Financial magazines recently put the number of African billionaires at 55 — more than triple the previous count. That figure is likely an underestimate, as many are not comfortable disclosing the true extent of their wealth.
Expansion across the continent
Luxury automakers are not letting this bonanza pass them by.
Porsche boasts a brand new showroom in Victoria Island, one of Lagos’ most chic neighbourhoods.

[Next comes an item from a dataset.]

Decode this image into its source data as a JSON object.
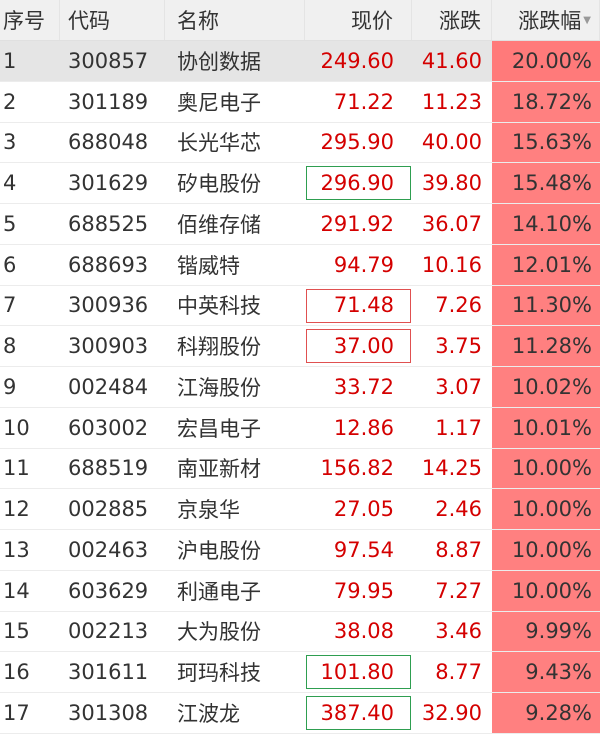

The German carmaker’s sales have jumped by nearly 40 percent the past two years in South Africa, where it has been present for decades.
It has recently set up shop in Angola and Ghana as well as Nigeria, according to Christer Ekberg, Porsche’s managing director for the Middle East and Africa.
With 2,000 Porsche cars sold in Africa in the first three quarters of this year, which the company described as a “promising” figure, the automaker is committed to expanding further across the continent.
Local partners are being sought for dealerships in Cameroon, the Democratic Republic of Congo, Ethiopia, Gabon, Ivory Coast, Namibia, Senegal, Tanzania and Zambia.
Mercedes also views the potential of the African market as “enormous”, a spokeswoman said.
The German carmaker has an assembly line in South Africa, where it sells 20,000 vehicles per year.
BMW said it also intends to keep expanding across Africa, where it saw 15 percent sales growth in 2012 to 34,000 vehicles.
As for Audi, the company expects further growth in certain parts of Africa, where its sales have doubled in three years to 22,000 vehicles.
The carmakers are also being pulled in by the need to service their vehicles that have already found their way into African countries.
A lack of parts and diagnostic equipment has led to these high-performance vehicles being kept off the road for months in Abidjan, according to an expert on the local car market.
“If Porsche comes to Ivory Coast, customers will be overjoyed to be able to repair their cars in a company garage,” said another expert on the African market.
“But they won’t necessarily buy there,” he added.
“Well-heeled clients are no different than others” and will likely plump for a second-hand vehicle in good condition that is much less expensive, he said.